Central Regulation of Osteocalcin and Its Biological Mechanism / 中国生物化学与分子生物学报

ABSTRACT

Osteocalcin (OCN) regulates the physiological structure and function of various peripheral tissues and organs, and plays a central regulatory role, which is tightly associated with higher-level cognitive functions such as learning and memory. Studies have shown that OCN can enter the central nervous system through the blood-brain barrier and bind to GPR158 and GPR37, members of the G protein-coupled receptor (GPCR) family on the membrane of neurons or glial cells, activate or inhibit relevant intracellular signalling pathways, and then change the physiological activities of neurons or glial cells. In the brain, the role of OCN mainly includes regulating the synthesis and release of neurotransmitters such as serotonin, dopamine, norepinephrine and γ-aminobutyric acid, increasing the expression of brain-derived neurotrophic factor, promoting hippocampal neurogenesis, enhancing hippocampal neuron autophagy and maintaining myelin homeostasis, among others. Furthermore, OCN can also be involved in the regulation of the pathophysiological process of multiple neurodegenerative diseases.
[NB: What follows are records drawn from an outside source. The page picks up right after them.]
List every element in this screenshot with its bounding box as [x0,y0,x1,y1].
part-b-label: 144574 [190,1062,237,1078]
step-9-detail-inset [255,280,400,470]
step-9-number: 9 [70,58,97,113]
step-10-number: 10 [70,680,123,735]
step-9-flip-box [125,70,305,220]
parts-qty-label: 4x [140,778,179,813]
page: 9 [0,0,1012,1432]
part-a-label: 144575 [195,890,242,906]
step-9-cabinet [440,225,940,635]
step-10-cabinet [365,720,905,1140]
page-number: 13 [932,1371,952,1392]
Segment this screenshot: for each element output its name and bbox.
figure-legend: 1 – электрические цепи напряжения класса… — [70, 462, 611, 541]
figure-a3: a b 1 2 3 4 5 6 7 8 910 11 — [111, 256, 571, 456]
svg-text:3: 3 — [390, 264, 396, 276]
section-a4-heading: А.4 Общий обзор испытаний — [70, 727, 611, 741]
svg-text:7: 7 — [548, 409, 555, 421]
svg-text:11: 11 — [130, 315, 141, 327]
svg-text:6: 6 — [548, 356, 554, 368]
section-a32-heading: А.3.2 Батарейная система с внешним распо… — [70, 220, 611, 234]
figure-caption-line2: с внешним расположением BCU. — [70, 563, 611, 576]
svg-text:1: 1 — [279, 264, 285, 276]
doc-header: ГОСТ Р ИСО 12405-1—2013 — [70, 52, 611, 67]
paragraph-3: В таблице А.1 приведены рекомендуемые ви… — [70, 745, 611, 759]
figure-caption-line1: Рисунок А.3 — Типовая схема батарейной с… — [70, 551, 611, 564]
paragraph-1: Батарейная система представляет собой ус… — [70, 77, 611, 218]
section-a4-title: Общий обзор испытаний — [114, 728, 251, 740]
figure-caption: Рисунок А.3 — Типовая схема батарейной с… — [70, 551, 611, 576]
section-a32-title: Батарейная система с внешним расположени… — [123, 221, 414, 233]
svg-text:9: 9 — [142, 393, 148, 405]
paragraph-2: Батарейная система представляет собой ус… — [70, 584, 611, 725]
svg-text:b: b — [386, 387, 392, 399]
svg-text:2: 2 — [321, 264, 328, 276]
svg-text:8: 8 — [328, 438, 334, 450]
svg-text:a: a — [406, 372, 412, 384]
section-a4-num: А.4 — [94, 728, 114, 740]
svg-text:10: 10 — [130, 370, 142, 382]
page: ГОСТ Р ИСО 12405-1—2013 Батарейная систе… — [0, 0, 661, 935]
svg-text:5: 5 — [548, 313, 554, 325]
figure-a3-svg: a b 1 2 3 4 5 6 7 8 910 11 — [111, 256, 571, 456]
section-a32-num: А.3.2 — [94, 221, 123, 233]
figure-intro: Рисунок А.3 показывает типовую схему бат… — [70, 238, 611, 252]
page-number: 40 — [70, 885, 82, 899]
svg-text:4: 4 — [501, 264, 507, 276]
In Alzheimer's disease (AD), OCN treatment reduces β-amyloid protein (Aβ) deposition and Aβ-induced cytotoxicity in part, thereby improving learning and memory deficits; in Parkinson's disease (PD), OCN treatment inhibits the loss of substantia nigra and striatum dopaminergic neurons, increases the content of tyrosine hydroxylase and decreases neuroinflammation, thereby alleviating motor dysfunction. By analyzing the structure and function of GPR158 and GPR37, analyzing the role of OCN in the brain and its biological mechanism, and exploring the effect of OCN on neurodegenerative diseases such as AD and PD, this paper aims to provide a basis for further screening new targets to promote brain health.